Why are certificate expiration dates shorter?



AWS Instance Metadata is designed to work with EC2 instances, not Kubernetes. On the other hand, we did not want to change the application interface. To do this, we used KIAM , a tool that, with the help of agents on each Kubernetes node, allows users (engineers deploying applications to the cluster) to assign IAM roles to containers in pods as if they were EC2 instances. KIAM intercepts calls to the AWS Instance Metadata service and processes them from its cache, having previously received it from AWS. From the point of view of the application, nothing changes.



KIAM delivers short-term certificates to pods. This is reasonable when you consider that the average lifetime of a pod is shorter than that of an EC2 instance. By default, certificates are valid for the same 15 minutes .



As a result, if you put both default values ​​on top of each other, a problem arises. Each certificate provided to the application expires in 15 minutes. At the same time, the AWS Java SDK forcibly renews any certificate that expires in less than 15 minutes.

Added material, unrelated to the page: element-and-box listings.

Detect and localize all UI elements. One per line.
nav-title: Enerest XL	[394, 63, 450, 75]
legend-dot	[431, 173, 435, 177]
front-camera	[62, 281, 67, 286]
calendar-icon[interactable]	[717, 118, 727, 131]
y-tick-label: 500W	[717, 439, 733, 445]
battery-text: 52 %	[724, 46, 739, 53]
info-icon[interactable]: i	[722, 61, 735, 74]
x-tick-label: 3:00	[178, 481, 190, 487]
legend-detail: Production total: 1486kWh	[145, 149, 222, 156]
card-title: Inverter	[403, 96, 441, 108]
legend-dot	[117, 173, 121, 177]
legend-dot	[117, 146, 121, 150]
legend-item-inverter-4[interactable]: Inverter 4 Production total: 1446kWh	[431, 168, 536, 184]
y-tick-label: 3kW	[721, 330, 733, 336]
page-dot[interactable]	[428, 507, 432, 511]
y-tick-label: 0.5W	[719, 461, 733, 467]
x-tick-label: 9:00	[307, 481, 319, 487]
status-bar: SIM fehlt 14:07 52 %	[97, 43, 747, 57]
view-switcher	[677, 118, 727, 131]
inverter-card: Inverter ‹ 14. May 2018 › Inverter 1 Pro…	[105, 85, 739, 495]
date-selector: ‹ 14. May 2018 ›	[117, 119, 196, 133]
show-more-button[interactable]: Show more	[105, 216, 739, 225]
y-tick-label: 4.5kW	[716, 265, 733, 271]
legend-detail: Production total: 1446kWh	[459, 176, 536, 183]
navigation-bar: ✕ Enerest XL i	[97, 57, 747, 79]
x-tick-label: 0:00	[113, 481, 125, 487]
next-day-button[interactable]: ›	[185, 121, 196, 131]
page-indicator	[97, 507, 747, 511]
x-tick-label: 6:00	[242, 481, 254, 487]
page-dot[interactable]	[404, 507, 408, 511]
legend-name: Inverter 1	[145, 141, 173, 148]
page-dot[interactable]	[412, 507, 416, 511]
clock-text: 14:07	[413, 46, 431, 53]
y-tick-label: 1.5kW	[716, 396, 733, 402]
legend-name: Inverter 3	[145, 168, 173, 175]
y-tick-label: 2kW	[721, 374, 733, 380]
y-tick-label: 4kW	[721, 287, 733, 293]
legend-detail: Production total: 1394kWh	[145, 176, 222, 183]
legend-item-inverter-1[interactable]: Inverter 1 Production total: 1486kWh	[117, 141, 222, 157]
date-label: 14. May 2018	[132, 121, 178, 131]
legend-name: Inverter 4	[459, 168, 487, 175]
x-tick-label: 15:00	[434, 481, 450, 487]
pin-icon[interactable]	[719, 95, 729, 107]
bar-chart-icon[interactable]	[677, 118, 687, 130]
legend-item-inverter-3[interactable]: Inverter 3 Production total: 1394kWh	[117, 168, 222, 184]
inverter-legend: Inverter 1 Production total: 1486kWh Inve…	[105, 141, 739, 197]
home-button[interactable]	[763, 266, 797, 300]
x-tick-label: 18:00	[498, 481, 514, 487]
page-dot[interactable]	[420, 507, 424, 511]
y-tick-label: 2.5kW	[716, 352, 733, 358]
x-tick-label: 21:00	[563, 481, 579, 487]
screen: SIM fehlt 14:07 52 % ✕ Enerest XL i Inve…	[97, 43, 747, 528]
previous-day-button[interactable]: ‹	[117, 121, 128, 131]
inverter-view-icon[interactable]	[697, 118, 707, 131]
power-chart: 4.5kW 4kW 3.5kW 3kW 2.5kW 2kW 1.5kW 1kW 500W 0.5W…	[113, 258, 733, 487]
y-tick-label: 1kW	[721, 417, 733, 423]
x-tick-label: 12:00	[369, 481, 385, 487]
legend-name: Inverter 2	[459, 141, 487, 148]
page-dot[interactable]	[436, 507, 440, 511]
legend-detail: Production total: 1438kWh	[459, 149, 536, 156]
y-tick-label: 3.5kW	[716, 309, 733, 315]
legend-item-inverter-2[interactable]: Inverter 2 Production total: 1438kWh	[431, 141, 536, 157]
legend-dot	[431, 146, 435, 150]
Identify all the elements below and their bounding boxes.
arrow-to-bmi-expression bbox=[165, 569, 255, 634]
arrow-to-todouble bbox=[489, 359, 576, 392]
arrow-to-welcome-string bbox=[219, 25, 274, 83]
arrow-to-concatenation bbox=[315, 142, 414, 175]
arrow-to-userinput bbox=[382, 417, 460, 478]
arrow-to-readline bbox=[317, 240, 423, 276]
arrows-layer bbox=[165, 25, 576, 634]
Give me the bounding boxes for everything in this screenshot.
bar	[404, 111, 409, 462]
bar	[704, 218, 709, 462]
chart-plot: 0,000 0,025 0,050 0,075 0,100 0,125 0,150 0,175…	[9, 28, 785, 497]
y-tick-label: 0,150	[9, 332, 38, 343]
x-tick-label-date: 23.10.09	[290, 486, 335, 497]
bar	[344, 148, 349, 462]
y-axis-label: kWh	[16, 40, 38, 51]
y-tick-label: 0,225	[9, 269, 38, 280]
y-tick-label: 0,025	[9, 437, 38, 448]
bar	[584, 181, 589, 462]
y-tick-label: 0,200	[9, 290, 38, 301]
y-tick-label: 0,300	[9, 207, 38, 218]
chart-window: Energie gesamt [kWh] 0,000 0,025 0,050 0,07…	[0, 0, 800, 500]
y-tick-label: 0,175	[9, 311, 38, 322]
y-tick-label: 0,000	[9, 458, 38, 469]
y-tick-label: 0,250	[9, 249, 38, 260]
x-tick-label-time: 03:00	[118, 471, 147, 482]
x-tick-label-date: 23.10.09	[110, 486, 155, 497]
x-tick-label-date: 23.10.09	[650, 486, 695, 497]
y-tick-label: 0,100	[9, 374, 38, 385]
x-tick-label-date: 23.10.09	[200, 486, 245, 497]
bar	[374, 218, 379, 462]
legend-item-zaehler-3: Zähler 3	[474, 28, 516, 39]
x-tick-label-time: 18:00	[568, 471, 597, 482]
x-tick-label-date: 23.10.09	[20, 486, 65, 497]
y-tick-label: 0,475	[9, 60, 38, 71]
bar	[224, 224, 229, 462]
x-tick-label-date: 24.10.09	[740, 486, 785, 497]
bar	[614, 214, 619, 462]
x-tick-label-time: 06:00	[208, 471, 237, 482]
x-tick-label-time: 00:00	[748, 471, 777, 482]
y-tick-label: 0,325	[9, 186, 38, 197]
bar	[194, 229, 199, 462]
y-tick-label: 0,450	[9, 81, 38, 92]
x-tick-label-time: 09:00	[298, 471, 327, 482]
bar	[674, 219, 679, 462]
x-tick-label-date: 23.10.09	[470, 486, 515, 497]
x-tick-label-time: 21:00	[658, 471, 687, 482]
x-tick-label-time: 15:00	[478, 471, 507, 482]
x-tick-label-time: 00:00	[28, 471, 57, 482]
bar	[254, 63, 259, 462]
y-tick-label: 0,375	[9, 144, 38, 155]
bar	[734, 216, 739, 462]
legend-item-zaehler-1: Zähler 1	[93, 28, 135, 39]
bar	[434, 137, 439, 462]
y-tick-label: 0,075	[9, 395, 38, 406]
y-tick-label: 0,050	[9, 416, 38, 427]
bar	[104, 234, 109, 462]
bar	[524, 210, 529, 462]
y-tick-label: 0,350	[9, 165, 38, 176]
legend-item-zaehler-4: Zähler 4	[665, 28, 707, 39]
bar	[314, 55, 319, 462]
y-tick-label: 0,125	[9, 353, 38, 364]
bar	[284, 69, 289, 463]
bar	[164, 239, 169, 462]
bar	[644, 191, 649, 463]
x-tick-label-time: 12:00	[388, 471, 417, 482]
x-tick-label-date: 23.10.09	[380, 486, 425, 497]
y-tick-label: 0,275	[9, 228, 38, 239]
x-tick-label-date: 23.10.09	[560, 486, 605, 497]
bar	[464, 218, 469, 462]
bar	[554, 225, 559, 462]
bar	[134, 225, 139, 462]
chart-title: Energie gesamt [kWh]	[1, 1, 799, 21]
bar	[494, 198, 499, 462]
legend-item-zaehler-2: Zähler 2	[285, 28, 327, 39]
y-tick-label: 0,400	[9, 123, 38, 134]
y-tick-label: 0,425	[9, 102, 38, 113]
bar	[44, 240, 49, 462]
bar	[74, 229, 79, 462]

As a result, the temporary certificate is forcibly renewed with each request, which entails a couple of calls to the AWS API and leads to a significant increase in the delay. In the AWS Java SDK, we found a feature request that mentions a similar issue.



The solution was simple. We simply reconfigured KIAM to request longer-term certificates. As soon as this happened, requests began to pass without the participation of AWS Metadata service, and the delay dropped even to a lower level than in EC2.



conclusions



Based on our experience with migrations, we can say that one of the most common sources of problems is not errors in Kubernetes or other elements of the platform. Also, it is not associated with any fundamental flaws in the microservices that we transfer. Problems often arise simply because we connect the various elements together.



We mix complex systems that have never before interacted with each other, expecting that together they form a single, larger system. Alas, the more elements, the more room for errors, the higher the entropy.



In our case, high latency was not the result of errors or bad decisions in Kubernetes, KIAM, AWS Java SDK or our microservice. It was the result of combining two independent default parameters: one in KIAM, the other in the AWS Java SDK. Separately, both parameters make sense: the active certificate renewal policy in the AWS Java SDK and the short certificate validity period in KAIM. But if you put them together, the results become unpredictable. Two independent and logical decisions do not have to make sense when combined.